Il Pd è diventato il partito del rinvio?

lunedì, 16 luglio 2012

Non c’è questione significativa di linea politica, di scelta d’alleanze, di selezione della classe dirigente, su cui l’assemblea nazionale del Partito Democratico abbia deciso qualcosa d’altro che un rinvio. Non ha discusso nel merito di nulla. Dopo la relazione di Bersani, interventi contingentati da cinque minuti per evitare il pericolo di doversi confrontare veramente. La scusa è sempre la stessa: viviamo un momento d’emergenza. Di fronte a una controversia decisiva come quella sui codici giuridici della faniglia che in futuro il Pd al governo dovesse riformare, il segretario si è affrettato a liquidarla come “bega”, con la scusa che gli italiani stanno soffrendo la crisi economica. Ma mica penserete che allora si sia discussa l’opportunità o meno di approvare in Parlamento il Fiscal Compact (altra questione cruciale su cui la sinistra europea si confronta e democraticamente vota): quello lo si fa alla chetichella, per non compromettere gli equilibri politici.
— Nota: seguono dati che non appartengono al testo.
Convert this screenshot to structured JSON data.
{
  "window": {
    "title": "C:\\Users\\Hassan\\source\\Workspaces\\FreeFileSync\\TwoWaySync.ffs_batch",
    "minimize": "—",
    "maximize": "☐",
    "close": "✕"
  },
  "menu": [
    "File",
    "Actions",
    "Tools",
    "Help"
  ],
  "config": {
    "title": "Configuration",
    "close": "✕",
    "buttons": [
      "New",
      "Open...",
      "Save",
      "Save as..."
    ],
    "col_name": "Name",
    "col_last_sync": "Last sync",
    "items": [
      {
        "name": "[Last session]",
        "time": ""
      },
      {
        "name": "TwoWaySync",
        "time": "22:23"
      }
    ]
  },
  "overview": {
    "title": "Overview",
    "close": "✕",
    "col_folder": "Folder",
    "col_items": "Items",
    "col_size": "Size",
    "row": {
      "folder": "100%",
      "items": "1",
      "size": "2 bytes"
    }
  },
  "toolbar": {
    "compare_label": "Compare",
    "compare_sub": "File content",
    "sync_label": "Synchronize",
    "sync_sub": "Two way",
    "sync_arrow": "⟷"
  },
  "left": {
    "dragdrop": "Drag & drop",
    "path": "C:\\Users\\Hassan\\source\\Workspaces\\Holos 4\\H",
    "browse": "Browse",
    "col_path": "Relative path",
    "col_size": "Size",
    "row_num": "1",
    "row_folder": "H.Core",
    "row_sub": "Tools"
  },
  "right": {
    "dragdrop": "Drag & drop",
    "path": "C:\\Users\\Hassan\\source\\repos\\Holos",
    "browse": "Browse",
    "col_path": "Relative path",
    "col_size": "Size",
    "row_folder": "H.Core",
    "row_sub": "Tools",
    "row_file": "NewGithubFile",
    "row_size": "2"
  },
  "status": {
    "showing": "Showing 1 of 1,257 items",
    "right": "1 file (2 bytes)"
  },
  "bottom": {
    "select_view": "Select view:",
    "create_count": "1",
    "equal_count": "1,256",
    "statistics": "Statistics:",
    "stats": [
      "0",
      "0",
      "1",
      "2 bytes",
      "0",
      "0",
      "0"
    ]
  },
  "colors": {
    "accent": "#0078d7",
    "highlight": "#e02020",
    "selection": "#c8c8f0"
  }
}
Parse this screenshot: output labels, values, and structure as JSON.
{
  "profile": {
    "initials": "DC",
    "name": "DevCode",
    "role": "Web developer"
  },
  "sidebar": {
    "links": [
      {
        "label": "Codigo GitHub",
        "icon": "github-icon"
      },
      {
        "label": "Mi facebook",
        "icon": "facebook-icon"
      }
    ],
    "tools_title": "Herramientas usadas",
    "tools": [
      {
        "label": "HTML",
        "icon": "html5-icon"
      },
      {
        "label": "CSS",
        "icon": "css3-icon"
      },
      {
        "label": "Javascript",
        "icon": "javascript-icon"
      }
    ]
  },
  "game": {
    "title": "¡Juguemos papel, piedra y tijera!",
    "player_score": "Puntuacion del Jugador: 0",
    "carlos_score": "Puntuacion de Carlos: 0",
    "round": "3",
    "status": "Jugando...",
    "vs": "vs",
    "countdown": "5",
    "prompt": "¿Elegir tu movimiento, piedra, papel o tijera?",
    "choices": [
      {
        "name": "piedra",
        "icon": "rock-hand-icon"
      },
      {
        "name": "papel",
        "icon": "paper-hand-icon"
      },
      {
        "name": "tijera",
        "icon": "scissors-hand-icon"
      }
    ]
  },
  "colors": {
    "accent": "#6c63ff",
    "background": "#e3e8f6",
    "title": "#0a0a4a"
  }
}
Infine c’era la questione delle primarie da fissare sia nella data che nelle regole. Troppo presto! Prima bisogna approvare la legge elettorale (quale? trattando con chi? derogando di quanto dai principi fissati?) e poi si vedrà: l’idea neppure tanto nascosta è di convocarle all’ultimo momento, come forma di propaganda in vista delle elezioni politiche. Così si riproporrà la scusa: non discutete troppo che il nemico è in agguato. Temoc he il Pd sia diventato il partito del rinvio e delle non scelte; e temo che questo suo limite si farà sentire nella scelta degli italiani più di quanto Bersani il temporeggiatore non immagini.